Hybrid Mitsubishi without high price

07:01 03 September 2014

Mitsubishi Outlander PHEV is a petrol/electric hybrid.

Mitsubishi Outlander PHEV is a petrol/electric hybrid.


Mitsubishi’s new Outlander plug-in petrol hybrid boasts a sensible price and real-world versatility, says Iain Dooley of the Press Association.

Mitsubishi Outlander PHEV GX4hs

Mitsubishi Outlander PHEV GX4hs, £34,999 (including £5,000 government grant)

Engine: 2.0-litre petrol, four-cylinder turbo petrol and twin electric motors producing combined 200bhp

Transmission: Single-speed transmission with electric motors driving the wheels

Performance: 0-62mph 11 seconds; top speed 106mph

MPG: 148 combined

CO2 emissions: 44g/km

What’s new?

While Mitsubishi’s latest Outlander offers a pleasingly revised, refined ownership experience, this model is a plug-in hybrid – hence PHEV (plug-in hybrid electric vehicle). Mitsubishi might not have the same track record as the likes of Toyota for hybrids, but this Outlander hits the ground running with boasts of 100-plus mile fuel economy figures and ultra-low CO2 ratings.

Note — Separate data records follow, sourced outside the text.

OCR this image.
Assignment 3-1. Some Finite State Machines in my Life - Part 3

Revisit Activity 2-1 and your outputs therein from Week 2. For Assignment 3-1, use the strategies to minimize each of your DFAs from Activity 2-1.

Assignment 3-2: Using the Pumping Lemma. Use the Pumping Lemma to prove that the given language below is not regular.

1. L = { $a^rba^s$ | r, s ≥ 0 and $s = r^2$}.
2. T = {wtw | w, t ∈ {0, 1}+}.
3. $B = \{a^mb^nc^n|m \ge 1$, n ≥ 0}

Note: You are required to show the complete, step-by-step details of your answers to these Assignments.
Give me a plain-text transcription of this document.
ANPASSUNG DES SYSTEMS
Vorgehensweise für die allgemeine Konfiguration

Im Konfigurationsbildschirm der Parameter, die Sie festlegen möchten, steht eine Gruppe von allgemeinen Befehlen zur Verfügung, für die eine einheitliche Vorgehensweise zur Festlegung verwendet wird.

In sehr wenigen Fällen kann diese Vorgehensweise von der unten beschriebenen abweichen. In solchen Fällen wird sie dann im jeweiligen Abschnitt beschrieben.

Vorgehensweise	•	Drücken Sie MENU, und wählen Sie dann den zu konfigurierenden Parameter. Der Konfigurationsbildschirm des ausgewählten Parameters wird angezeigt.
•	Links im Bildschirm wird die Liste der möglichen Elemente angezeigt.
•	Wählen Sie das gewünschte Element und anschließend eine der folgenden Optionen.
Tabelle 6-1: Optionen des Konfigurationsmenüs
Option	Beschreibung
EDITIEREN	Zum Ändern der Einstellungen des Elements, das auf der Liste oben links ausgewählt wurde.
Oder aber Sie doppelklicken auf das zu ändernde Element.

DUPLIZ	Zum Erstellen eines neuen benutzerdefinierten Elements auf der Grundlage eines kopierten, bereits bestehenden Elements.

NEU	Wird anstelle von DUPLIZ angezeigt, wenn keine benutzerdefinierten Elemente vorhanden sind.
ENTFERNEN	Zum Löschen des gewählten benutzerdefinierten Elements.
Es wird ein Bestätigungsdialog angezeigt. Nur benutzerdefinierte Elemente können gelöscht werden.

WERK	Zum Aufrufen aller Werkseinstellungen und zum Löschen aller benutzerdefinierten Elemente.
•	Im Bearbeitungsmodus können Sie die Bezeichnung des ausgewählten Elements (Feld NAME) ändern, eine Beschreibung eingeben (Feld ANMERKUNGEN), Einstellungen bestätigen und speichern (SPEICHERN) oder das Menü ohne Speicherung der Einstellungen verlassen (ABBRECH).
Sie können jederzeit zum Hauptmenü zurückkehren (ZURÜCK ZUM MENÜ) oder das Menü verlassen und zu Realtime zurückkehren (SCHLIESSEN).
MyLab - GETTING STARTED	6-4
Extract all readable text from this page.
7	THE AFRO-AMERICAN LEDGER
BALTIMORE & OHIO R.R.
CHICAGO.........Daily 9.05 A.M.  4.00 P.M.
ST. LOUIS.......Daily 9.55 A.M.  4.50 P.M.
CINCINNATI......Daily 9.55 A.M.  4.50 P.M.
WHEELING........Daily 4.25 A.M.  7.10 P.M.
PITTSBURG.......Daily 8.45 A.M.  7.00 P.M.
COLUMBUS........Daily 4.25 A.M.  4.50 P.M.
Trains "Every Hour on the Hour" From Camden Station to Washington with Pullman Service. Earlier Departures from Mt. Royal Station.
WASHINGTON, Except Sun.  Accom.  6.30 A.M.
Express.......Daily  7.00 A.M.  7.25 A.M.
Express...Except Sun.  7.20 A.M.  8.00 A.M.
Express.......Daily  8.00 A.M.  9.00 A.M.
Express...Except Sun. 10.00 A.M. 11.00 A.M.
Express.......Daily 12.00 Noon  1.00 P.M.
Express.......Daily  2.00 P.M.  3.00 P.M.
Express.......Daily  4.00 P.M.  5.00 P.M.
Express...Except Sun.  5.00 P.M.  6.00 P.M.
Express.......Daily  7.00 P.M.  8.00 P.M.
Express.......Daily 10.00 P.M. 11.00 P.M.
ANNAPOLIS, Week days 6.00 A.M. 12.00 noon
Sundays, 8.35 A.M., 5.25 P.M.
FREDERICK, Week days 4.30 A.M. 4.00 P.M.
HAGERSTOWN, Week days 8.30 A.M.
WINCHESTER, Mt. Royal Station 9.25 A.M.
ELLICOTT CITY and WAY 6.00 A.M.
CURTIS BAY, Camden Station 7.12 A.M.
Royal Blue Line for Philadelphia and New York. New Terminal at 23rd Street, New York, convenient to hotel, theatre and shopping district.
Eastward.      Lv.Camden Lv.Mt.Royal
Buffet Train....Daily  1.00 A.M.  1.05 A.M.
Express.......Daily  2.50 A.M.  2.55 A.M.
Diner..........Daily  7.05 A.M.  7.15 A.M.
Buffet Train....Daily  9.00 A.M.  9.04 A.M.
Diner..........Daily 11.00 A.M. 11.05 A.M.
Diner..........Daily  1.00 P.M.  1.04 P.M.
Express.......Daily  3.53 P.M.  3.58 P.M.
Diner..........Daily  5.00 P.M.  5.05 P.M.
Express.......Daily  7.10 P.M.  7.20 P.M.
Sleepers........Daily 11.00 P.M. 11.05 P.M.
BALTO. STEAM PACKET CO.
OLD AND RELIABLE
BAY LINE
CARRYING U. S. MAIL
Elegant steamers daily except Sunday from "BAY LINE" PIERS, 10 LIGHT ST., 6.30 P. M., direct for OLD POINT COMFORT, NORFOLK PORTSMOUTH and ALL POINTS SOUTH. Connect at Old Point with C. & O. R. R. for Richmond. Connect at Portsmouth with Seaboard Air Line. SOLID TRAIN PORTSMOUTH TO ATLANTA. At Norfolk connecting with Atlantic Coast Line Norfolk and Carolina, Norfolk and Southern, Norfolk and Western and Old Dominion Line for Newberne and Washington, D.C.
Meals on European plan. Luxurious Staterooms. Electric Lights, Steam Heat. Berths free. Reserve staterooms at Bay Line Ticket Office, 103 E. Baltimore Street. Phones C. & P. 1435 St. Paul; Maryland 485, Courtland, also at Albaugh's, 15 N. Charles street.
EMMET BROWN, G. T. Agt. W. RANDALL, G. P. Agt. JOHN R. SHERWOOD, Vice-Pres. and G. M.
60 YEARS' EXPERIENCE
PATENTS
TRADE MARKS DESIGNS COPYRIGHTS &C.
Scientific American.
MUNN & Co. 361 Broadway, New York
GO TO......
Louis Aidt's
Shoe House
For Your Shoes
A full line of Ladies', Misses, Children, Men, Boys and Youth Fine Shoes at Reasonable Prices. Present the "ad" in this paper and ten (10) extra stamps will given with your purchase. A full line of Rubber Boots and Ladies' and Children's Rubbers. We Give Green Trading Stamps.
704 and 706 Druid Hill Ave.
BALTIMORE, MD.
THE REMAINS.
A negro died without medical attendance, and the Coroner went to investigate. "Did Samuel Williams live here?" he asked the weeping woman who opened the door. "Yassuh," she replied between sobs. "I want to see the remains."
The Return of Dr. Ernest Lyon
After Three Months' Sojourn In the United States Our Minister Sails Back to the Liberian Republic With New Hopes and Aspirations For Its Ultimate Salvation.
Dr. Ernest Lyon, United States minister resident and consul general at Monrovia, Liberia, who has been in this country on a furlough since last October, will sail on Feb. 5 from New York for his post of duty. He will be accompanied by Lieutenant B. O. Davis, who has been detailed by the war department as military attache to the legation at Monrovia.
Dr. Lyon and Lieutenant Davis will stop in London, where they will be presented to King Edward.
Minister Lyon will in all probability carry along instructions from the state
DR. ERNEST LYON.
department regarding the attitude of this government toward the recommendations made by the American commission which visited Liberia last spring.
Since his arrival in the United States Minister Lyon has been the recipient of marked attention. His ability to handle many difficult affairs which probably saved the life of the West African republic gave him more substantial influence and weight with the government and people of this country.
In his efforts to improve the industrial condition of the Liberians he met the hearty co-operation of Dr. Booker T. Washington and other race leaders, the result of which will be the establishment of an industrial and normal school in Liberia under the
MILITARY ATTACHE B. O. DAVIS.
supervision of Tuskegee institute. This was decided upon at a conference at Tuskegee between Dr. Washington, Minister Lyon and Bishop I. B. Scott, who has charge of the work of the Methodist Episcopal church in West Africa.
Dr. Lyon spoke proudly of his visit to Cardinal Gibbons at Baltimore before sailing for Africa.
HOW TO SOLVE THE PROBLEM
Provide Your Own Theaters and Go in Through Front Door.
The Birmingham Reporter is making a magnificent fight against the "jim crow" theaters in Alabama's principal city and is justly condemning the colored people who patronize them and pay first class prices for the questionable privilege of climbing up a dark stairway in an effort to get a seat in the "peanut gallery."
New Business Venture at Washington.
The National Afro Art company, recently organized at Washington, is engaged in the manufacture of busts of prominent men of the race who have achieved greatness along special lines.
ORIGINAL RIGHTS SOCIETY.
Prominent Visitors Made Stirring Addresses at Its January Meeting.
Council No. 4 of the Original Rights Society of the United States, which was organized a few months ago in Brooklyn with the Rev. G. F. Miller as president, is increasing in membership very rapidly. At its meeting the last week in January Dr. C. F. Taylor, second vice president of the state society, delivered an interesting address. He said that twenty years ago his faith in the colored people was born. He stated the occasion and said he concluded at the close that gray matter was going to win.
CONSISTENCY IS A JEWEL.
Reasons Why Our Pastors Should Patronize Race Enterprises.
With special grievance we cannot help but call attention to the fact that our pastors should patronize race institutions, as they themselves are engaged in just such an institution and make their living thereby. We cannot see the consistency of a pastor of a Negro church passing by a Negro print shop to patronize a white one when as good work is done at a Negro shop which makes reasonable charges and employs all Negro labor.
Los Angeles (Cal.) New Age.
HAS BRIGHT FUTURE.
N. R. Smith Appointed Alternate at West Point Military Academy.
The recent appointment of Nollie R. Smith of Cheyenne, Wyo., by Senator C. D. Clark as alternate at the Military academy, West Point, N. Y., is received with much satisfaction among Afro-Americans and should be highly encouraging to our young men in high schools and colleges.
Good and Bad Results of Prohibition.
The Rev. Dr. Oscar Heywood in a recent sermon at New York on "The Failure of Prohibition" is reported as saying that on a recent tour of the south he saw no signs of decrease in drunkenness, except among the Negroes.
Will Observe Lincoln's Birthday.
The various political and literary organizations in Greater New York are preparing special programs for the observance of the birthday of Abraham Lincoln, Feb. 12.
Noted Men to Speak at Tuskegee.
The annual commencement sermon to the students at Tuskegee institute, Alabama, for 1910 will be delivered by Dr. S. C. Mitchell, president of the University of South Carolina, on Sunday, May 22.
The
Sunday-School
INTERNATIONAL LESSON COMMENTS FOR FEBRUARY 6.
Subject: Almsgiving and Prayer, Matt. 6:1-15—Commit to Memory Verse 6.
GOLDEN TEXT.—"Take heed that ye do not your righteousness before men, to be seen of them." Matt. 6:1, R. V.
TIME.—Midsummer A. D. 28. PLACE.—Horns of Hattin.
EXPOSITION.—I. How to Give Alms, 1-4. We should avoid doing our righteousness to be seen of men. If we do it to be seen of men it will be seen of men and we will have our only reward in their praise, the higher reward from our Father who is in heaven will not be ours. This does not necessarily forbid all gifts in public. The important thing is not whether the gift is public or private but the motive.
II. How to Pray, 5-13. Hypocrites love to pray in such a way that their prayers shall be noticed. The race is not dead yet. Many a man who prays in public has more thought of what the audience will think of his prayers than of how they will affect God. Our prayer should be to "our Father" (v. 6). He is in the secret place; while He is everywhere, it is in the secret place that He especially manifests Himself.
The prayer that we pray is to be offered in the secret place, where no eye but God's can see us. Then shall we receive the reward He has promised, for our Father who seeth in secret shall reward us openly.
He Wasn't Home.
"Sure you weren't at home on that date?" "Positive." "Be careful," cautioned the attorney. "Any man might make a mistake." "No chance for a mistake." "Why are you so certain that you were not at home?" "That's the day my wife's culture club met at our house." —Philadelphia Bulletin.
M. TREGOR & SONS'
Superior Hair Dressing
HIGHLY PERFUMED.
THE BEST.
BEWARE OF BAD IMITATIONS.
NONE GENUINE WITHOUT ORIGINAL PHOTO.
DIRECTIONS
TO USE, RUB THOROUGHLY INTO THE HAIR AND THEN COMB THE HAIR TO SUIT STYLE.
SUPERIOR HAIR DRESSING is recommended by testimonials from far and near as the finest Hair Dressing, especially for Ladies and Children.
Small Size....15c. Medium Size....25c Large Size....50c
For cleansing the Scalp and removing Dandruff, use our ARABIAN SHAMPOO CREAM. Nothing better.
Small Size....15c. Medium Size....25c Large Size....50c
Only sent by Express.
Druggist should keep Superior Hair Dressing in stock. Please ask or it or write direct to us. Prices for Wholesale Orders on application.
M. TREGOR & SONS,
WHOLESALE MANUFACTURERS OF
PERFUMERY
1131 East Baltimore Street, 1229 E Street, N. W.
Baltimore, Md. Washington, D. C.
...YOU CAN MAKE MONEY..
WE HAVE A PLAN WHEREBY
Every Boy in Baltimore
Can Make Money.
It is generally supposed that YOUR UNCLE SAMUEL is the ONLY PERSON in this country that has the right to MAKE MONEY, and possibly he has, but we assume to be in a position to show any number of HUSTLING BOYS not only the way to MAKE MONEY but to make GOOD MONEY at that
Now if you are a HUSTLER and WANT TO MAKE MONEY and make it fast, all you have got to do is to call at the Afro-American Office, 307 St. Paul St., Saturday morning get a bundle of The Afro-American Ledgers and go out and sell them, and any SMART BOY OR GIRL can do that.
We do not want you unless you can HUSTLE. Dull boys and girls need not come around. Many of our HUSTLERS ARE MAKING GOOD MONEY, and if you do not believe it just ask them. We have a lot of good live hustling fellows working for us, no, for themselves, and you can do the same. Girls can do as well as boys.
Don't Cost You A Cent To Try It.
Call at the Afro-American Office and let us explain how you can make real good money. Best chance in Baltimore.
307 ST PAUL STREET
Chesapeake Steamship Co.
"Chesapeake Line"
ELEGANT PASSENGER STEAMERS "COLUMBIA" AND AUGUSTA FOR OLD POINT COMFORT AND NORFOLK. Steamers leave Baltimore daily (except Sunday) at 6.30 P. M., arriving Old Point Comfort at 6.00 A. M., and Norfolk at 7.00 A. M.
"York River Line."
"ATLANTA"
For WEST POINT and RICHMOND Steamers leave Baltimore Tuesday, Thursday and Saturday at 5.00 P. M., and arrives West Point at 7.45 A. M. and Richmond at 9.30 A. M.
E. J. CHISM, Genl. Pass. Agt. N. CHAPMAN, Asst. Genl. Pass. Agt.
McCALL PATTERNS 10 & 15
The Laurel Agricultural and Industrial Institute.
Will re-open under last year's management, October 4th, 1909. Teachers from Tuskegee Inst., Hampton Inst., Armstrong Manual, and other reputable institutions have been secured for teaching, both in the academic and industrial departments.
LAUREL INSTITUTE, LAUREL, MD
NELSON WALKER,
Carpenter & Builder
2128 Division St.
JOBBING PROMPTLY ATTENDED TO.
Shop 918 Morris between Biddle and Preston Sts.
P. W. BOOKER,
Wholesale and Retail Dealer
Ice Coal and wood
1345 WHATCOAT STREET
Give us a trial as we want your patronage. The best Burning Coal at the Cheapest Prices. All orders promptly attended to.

Mitsubishi has opted for a petrol-electric set-up, claimed to offer high levels of refinement along with the low running costs associated with petrol motoring. The car’s 2.0-litre engine partners with two electric motors – one at each end – so all-wheel drive is retained despite the absence of a propshaft, while the car can automatically channel power where it’s needed, such as a front-wheel drive mode for urban duties.

A press of a button transforms this Outlander into a capable 4x4 no less able than diesel versions. This activity-focused approach continues inside, where there’s ample space for five in the practical cabin. The hybrid hardware sees the loss of the regular car’s third row of seats, but the upshot is a flat, wide load space.

Looks and image

The Outlander’s streamlined exterior is a welcome change to the rough and rugged theme of many rivals. It also makes the Outlander a slippery beast which should help its overall economy performance.

Famous more for purposeful off-roaders and rally replicas, Mitsubishi doesn’t have much of a track record when it comes to alternatively-fuelled transport but the engineers in Japan have caught up quickly with more switched-on European car-makers, with the Outlander PHEV an accomplished first attempt.

Space and practicality

If the only complaint is that you sacrifice the regular Outlander’s third row of seats to make way for the hybrid hardware, Mitsubishi has little to worry about. The car’s cabin is spacious and practical – there’s ample oddments storage space, head and legroom fore and aft plus a wide, flat load space. The Outlander’s durable but classy cabin materials should easily resist the rigours of family life, while the powered tailgate is a nice, practical touch.

Behind the wheel

The hybrid Outlander behaves a lot like a regular model, although the quiet electric power running is a giveaway. It’s an easy car to drive, irrespective of power source, and the beauty of the hybrid is that it takes care of everything irrespective of road conditions. The regenerative braking can be dialled up so you almost don’t need to touch the brake pedal – a useful characteristic for urban driving but it does take a bit of getting used to.

This Outlander’s off-roading skills are also clever as the two electric motors work together to deliver a total-traction experience like that of a diesel Outlander but without a bulky propshaft. Keeping you informed is a clear and colourful display detailing the car’s various systems, from which way the energy is flowing to reams of data outlining fuel economy and eco performance.

Value for money

Plug-in hybrids aren’t known for being cheap, but Mitsubishi has pegged the Outlander’s price to that of the comparable diesel-powered model. There’s a small line-up boasting good to generous levels of kit, while the main attraction for business-users will be the car’s tax-efficient properties – low running costs, zero congestion charge rating, ability to offset the car’s cost against business activities. Factor in the potential ability to commute on electric power alone and charge up on low-cost electricity, and the hybrid Outlander starts to make sense.

Who would buy one?

The hybrid Outlander is likely to appeal mainly to business users but if you want family-friendly practicality, the ability to go off-road and tow plus minimise your tax outlay, this petrol-electric plug-in Outlander deserves serious consideration.

You’ll need to do the sums but, with a modest asking price compared to its rivals, there’s every chance it’ll trump a diesel sport utility vehicle on running costs if you spend a lot of time in the city.